Dream & Discover
Dream Venus Etcetera (after Titian), Miles Aldridge
2021, Miles Aldridge
Women have been the persistent centre of British fashion photographer Miles Aldridge’s images for more than three decades. The visionary artist has trained his lens on a fantastical cast of women, dazzling in lucid colour. But behind the seemingly perfect surfaces, his subjects – with their ominous blank expressions – suggest something psychologically fraught and complicated.
A trademark of the uncanny atmosphere Aldridge’s images conjure is this image, Venus Etcetera (after Titian). Part of a series of works reworking ideas from Italian Renaissance painters into contemporary compositions, the highly stylised portrait features an elegant female subject, the height of glamour – but something is off. It’s all in the details that subvert the idyllic image of beauty as it unravels before our eyes: the spilled sugar cubes on the table, the crossword scrawled over in blue biro, the distant stare of the subject unaware of the steaming kettle that screeches out steam beside her and the split milk on the polished red countertop. We are plunged into the mysterious world of her unknown.

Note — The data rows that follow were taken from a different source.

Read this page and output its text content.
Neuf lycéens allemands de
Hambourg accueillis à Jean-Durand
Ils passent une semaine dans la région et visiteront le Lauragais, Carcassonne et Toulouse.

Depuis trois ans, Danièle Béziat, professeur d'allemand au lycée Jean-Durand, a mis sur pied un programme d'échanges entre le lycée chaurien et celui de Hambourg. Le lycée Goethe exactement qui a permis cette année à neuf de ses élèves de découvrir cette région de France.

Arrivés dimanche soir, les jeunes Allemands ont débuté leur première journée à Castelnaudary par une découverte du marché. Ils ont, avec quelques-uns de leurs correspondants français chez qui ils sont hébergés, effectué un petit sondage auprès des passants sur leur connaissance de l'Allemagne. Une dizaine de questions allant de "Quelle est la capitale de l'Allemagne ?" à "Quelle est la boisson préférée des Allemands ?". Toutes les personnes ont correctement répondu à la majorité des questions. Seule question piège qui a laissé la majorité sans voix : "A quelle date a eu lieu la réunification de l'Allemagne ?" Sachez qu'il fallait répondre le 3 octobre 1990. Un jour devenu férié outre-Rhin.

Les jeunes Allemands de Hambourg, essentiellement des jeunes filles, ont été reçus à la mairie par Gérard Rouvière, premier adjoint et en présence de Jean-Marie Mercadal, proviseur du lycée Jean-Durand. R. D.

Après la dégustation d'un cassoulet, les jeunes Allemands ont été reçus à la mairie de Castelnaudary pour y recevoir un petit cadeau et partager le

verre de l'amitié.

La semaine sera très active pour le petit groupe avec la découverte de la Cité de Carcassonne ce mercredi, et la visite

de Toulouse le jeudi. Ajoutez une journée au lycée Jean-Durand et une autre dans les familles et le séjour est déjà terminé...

It’s exactly the sort of image that has made Aldrige, 59, such a prominent figure in the fashion photography world since the 1990s. Today, his photographs belong in the collections of the National Portrait Gallery, the British Museum, the International Center of Photography, the Fondation Carmignac, and the Nicola Erni Collection. He has shot for publications including Vogue, The New Yorker, and the New York Times. Alridge’s work currently features in the Saatchi Gallery’s Beyond Fashion exhibition, on view until 8 September.